Nov. 15 was Guthrie’s last active day in the army. “It’s bittersweet,” she said of her retirement. “When you grow up with the military, that’s all you know, it’s kind of hard to go back.” After almost 12 years of active duty, Guthrie suffered a traumatic brain injury that required surgery, and she is no longer medically able to serve. She wanted to stay involved in the veteran community, she said, so when her husband read an article about the resource center’s opening, she reached out to Pettit about volunteering.
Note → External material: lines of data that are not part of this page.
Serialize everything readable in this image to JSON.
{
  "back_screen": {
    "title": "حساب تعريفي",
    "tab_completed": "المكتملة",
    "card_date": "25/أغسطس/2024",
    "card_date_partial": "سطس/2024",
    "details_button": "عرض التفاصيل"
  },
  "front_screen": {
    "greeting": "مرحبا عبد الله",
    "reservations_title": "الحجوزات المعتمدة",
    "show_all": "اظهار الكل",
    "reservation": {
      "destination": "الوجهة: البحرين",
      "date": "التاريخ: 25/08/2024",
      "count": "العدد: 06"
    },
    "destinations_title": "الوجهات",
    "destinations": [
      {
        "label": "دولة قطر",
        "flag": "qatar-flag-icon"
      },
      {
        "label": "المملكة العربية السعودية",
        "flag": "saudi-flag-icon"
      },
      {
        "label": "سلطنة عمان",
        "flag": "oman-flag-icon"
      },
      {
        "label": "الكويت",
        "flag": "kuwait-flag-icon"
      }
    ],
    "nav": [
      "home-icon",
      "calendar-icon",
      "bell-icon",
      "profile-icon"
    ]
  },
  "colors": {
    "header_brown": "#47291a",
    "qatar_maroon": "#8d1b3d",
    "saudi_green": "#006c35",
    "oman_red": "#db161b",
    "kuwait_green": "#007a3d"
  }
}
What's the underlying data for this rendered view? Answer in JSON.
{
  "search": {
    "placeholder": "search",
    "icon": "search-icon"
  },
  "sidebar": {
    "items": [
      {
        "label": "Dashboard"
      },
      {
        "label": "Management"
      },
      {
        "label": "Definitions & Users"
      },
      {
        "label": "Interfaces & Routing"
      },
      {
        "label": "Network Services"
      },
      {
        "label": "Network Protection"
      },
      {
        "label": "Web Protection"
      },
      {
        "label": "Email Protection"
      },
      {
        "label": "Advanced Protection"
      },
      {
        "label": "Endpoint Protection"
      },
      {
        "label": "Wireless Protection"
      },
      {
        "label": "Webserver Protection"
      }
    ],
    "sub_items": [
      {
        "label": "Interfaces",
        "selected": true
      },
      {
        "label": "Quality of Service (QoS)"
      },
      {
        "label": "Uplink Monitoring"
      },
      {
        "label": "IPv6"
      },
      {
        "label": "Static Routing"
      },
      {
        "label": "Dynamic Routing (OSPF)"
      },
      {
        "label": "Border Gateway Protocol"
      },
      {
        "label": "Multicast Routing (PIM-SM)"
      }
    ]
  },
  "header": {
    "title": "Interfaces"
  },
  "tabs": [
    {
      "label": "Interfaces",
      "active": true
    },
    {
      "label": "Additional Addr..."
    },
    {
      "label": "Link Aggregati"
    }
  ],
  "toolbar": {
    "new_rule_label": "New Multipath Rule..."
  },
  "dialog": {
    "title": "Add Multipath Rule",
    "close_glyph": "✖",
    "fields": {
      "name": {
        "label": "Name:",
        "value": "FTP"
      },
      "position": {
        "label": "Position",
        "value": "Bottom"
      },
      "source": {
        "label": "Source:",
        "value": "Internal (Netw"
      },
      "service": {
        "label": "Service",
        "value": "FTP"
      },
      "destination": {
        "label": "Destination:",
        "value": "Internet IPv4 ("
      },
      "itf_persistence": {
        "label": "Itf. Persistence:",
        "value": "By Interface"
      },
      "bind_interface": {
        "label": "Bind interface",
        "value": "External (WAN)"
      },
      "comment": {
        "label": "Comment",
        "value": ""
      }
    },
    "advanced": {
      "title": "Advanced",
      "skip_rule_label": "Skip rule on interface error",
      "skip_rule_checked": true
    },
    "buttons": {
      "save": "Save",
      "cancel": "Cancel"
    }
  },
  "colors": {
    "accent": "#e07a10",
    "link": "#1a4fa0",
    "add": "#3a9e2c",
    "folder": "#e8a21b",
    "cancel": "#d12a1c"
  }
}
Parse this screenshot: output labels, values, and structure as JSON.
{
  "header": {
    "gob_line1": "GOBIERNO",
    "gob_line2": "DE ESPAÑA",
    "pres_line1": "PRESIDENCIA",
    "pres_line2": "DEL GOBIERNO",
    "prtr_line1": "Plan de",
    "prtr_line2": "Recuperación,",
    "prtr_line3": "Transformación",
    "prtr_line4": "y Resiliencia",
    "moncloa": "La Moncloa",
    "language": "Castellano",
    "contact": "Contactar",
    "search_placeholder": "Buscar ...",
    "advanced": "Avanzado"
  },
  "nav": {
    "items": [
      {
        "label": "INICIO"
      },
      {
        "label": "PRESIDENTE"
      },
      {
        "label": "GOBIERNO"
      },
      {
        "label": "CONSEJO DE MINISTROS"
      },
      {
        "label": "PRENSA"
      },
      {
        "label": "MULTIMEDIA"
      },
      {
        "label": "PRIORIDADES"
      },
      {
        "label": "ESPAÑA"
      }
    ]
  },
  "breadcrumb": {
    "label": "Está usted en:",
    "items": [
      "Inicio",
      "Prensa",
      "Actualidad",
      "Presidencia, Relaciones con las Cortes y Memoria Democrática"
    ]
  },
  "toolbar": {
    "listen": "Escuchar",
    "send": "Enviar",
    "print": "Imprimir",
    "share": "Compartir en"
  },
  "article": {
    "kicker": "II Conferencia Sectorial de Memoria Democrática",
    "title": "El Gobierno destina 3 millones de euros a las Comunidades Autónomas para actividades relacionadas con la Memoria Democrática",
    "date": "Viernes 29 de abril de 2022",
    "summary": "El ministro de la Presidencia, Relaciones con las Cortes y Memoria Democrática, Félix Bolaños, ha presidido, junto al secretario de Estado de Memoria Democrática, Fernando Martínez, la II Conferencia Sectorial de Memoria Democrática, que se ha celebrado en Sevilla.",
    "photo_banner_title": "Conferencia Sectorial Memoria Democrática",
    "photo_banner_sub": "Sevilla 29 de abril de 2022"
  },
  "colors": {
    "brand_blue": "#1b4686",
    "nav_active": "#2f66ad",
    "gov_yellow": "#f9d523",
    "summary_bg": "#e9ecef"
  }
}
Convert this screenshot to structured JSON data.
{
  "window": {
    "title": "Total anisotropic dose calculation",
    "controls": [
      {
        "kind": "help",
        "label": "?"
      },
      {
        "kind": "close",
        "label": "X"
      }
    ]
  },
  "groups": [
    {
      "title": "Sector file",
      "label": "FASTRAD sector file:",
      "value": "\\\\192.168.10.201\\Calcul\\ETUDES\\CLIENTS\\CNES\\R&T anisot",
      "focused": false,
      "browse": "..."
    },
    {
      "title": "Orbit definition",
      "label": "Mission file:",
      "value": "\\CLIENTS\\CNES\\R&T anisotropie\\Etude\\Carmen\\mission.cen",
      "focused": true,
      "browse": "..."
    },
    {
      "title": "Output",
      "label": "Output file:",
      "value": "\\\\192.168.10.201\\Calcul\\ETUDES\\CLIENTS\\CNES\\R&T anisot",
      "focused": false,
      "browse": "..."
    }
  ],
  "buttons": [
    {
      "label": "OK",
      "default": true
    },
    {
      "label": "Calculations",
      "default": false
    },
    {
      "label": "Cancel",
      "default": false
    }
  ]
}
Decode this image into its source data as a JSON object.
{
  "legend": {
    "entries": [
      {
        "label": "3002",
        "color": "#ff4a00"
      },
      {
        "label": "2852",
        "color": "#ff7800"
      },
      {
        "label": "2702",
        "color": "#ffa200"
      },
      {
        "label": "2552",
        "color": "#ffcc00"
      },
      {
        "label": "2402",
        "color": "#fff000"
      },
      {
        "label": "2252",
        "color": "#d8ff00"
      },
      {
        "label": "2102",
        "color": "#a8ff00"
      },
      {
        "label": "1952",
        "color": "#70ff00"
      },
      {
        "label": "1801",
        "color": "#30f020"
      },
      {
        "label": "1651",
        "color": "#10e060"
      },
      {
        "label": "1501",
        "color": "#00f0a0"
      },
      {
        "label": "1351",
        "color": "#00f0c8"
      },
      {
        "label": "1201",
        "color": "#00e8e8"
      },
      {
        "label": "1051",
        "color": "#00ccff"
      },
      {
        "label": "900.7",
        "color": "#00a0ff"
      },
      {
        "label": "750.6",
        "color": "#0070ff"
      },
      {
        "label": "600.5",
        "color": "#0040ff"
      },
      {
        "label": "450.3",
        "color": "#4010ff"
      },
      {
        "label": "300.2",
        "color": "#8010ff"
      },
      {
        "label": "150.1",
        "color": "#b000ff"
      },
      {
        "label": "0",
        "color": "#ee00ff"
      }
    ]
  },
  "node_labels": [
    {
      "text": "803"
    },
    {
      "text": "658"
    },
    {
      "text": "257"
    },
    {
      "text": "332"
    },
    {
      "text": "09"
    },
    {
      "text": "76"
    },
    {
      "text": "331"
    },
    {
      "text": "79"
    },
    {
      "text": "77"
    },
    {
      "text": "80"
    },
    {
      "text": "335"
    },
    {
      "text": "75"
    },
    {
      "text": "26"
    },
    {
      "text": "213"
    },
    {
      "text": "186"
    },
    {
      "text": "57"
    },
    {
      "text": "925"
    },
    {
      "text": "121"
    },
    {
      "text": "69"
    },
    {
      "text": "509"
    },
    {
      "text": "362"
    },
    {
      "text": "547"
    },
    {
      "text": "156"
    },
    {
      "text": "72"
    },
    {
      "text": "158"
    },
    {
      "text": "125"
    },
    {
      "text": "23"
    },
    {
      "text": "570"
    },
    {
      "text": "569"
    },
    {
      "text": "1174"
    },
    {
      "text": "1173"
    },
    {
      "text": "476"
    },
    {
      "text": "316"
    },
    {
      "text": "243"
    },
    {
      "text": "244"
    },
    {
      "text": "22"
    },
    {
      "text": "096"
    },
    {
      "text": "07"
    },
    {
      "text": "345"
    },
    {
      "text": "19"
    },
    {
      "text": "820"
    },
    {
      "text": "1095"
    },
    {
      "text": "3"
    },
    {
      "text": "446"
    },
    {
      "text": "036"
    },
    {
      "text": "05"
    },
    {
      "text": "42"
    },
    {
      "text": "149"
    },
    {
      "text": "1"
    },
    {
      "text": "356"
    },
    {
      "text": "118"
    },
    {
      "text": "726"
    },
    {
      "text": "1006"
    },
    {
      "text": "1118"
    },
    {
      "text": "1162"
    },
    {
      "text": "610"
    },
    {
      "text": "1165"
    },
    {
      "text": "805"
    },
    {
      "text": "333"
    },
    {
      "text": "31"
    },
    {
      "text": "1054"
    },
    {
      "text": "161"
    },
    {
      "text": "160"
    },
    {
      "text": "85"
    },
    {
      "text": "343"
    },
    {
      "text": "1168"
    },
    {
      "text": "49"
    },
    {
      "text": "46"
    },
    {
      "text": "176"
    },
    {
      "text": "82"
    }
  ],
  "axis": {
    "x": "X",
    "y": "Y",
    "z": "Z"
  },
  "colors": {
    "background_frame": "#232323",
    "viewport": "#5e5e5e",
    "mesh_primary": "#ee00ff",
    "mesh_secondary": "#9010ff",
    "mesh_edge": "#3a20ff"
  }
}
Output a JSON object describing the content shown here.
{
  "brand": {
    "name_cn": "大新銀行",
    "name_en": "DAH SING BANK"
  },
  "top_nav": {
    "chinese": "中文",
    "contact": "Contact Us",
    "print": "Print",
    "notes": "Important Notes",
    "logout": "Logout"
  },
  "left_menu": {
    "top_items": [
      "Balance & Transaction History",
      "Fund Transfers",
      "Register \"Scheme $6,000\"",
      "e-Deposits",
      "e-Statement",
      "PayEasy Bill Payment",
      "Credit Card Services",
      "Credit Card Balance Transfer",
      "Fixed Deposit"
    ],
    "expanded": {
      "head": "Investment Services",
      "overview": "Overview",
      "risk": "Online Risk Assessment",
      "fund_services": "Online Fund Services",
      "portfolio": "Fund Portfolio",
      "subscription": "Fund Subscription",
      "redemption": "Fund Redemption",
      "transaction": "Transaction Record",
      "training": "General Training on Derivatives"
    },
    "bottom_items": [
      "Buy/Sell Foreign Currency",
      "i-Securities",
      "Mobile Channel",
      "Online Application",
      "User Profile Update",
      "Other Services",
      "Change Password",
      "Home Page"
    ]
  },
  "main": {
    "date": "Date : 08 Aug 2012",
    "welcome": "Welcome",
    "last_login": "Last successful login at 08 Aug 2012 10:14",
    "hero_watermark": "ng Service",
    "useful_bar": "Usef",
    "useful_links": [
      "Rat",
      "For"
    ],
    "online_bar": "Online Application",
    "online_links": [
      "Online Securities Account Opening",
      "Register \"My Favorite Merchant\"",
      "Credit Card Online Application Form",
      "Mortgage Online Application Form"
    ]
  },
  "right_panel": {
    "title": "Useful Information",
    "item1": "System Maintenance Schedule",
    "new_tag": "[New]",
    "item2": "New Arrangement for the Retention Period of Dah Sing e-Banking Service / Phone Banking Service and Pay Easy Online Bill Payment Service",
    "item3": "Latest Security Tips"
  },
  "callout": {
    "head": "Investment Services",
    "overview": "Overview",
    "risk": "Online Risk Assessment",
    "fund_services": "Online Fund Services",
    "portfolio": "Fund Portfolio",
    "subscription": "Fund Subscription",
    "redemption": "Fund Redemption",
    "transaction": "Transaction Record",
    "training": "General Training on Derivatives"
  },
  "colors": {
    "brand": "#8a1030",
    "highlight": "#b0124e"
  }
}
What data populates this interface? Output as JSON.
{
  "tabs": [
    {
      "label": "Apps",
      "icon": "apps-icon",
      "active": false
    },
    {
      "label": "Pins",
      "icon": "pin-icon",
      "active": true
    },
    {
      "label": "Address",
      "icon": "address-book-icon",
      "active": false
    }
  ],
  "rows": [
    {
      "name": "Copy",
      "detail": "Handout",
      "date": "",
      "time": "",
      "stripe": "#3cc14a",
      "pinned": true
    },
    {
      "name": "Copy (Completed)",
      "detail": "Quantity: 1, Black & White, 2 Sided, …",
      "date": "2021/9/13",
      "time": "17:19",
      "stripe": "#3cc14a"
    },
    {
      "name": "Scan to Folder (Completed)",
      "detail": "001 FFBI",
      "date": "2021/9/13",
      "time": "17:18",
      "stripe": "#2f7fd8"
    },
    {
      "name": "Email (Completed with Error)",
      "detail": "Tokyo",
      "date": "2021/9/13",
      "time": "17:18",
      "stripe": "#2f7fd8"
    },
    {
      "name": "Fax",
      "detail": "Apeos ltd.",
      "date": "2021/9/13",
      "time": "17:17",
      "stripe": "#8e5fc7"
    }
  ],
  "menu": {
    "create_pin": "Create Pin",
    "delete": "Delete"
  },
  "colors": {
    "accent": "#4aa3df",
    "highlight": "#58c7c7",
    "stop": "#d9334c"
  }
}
“We’re here to help the vets. A lot of veterans don’t know about what they qualify for [in terms of benefits],” Guthrie said, adding that she unnecessarily went into student-loan debt because she wasn’t aware that she qualified for aid through the GI Bill.

“The suicide rate is unacceptable,” Pettit said of the statistics. “There’s 43,000 suicides in the U.S. a year, generally, and out of that, 10,000 of them are veterans. Twenty-two suicides a day across the country — it’s way above the national average.”

Pettit finished his more-than 12-month tour in Vietnam in 1968. “When I came back, it was pretty much you just figure it out,” he said about his transition. He went back to college and finished a degree in biology. “It was difficult to try to stay focused. I did graduate finally and went on with the rest of my life, but what happens is this catches up to you. I had survivor’s guilt, if you will. I didn’t know what it was at the time. I spent 38 years denying I had any issues, never even thinking about the military. If it was brought up, I’d walk away.”

Guthrie can relate. “I was part of the invasion into Iraq. I went to Iraq like seven months after I graduated from high school,” she said. She would later serve in both Kuwait and Afghanistan. “I myself suffered from PTSD, and that was the hardest stuff for me to say: ‘I need help. I need to go talk to somebody,’” she said.

Organizations like the American Legion and the Western Slope Veterans Coalition are dedicated to trying to minimize veterans’ challenges in a way that’s feasible. “We are not going to be the psychologists,” Pettit said of the resource center. “We have a vehicle to put the two parties together. The veteran needs to come in, and we can find somebody that can help. That’s the plan.”